Transparency and disclosure

I see lots of security problems with educational web sites and apps.

Sometimes problems like these get reported in the press.  For example in the past couple of years, Shutterfly, Schoology and Edmdodo have been in the press for not using SSL to protect user accounts and the information that they contain about kids.  Often, even if they are fixed, the companies don’t report that their users were exposed to security vulnerabilities.   This sort of thing is not as serious as an actual data breach, but parents and educators can’t make informed decisions without transparency and information about the security practices of the sites they are considering.  Many companies and sectors do make a practice of disclosing their security problems responsibly.  But this is not something I’ve seen in the ed-tech space.

Talking about things that are already fixed adds transparency and openness.  There are differing opinions about the best way to disclose security problems that have not yet been fixed.     This post by Troy Hunt lays out a good set of guidelines for when it makes sense to publicly disclose security problems.  He weighs the consequences to the site’s operators and users. It’s worth a read, and Troy’s blog, is a great resource for those who’d like to learn more about security.

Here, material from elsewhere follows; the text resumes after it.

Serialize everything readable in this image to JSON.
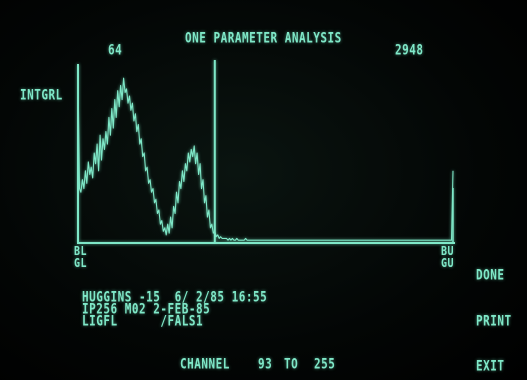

Why we need standards: Part one of many

The other day, I heard that some classes at our school were considering using an online service to share updates and photos about what happens at school during the day.   I took a look at the site and the first thing I noticed was that the site was not using SSL at all.  In fact, the site’s developers seemed to have spent more effort on protecting against disclosing parents’ email addresses to each other than to protecting against unauthorized access by outsiders.

Uh oh.  This means that the site transmits usernames and passwords, links to photos, comments, and personal information unencrypted – visible to anyone who is able to see the network traffic.   This also means the site is vulnerable to session hijacking, where an attacker can take full control of a victim’s account.  More on that in an upcoming post.

I sent a note to the company and got a quick (and a bit indignant) response from the CEO, saying that SSL was coming within days but had not been implemented yet because the site was not collecting any “highly sensitive” information such as credit cards or home addresses, and thus did not need SSL.

Really?  The site collects students’ first and last names, parent emails, and allows photos to be uploaded and shared.  Though COPPA does not apply here, I view the list of COPPA-protected personal information as one good yardstick for what sorts of student information requires secure handling, and all of these are on that list.

However, there is no real standard for data security in educational technology.  Laws such as COPPA and California’s SOPIPA require “reasonable” security, but do not define what “reasonable security” is.   The edtech industry has not come forward with a meaningful standard.   Without a standard, edtech implementors don’t have a clear target to aim for and educators and parents don’t have visibility in to the security practices of the companies that collect their children’s information.

In upcoming posts I’ll share thoughts on what the standards might look like and examples of why it’s important to have them.

More reading:

OWASP  (Open Web Application Security Project) has lots of information about securing web applications.  Here’s a link to their Transport Layer Security cheat-sheet, which includes the following about using SSL/TLS for login and authenticated pages.

Rule – Use TLS for All Login Pages and All Authenticated Pages
The login page and all subsequent authenticated pages must be exclusively accessed over TLS. The initial login page, referred to as the “login landing page”, must be served over TLS. Failure to utilize TLS for the login landing page allows an attacker to modify the login form action, causing the user’s credentials to be posted to an arbitrary location. Failure to utilize TLS for authenticated pages after the login enables an attacker to view the unencrypted session ID and compromise the user’s authenticated session.